Il est temps de dire que la «politique» est une science comme la médecine et les mathématiques, elle nécessite des compétences et des études appliquées pour soulever les maladies qui affectent et affaiblissent le corps social à cause des problèmes éducationnels, moraux et matériaux que partagent pratiquement la plupart des Algériens.
Etant donné que ce travail n’a aucune place et aucun sens en Algérie, que fait l’homme politique alors ? Active-t-il pour rendre l’Algérie aux Algériens(nes) ?

Que font les hommes de la politique pour l’Algérie pour que, eux, soient à l’abri de la misère sociale grâce aux ressources naturelles alors que d’autres Algériens(es) comme eux, aussi, ne soient pas protégés de cette situation ? Quel travail et quel effort fournissent ces hommes politiques pour recevoir des rémunérations colossales ? Quelle différence y a-t-il entre ces hommes politiques et les Algériens qui ne travaillent pas ? Quelle morale religieuse ou humaine accepte ce fait ?
Ces hommes politiques sont-ils réellement convaincus d’une cause porteuse d’idéologie ? Sont-ils capables d’apporter des réponses techniques par rapport aux besoins des populations ?

Ce qui est certain, c’est que la plupart qui se prétendent être des activistes dans des parties politiques ne connaissent pas si leurs partis ont réellement un fil conducteur qui fixe une idéologie particulière. Certains d’entre eux souffrent d’un déficit intellectuel et ne savent pas la définition exacte de ce que c’est le socialisme, le capitalisme, le libéralisme ou le communisme.
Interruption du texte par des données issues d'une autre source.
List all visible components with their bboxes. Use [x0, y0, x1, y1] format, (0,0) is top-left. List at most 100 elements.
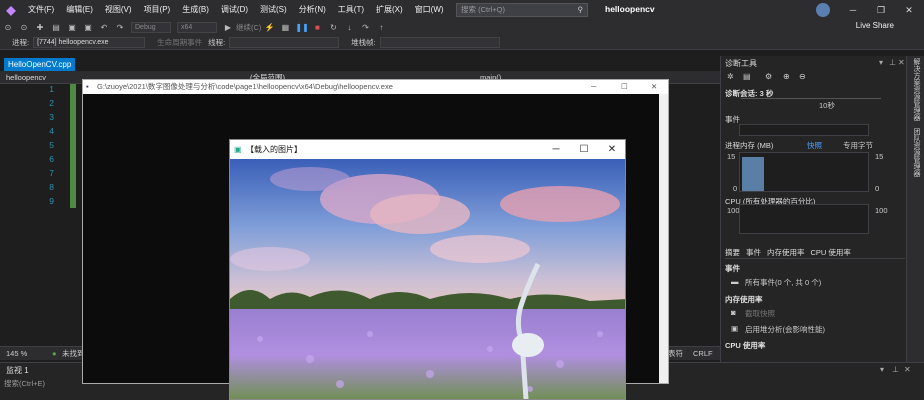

Ce déficit de formation idéologique explique le comportement de certains qui migrent d’un parti à un autre en fonction de leurs propres intérêts.
Pour finir, je dois dire que la grande crainte viendra avec les nouvelles stratégies des partis politiques qui vont bousculer les anciens, et nous en sommes loin pour savoir à quelle vitesse ils peuvent aller pour diviser ce qui est déjà divisé ?


Notes :
1) Lahouari Addi, Pluralisme politique et Islam dans le monde arabe, in Pouvoirs, 2003, n° 104.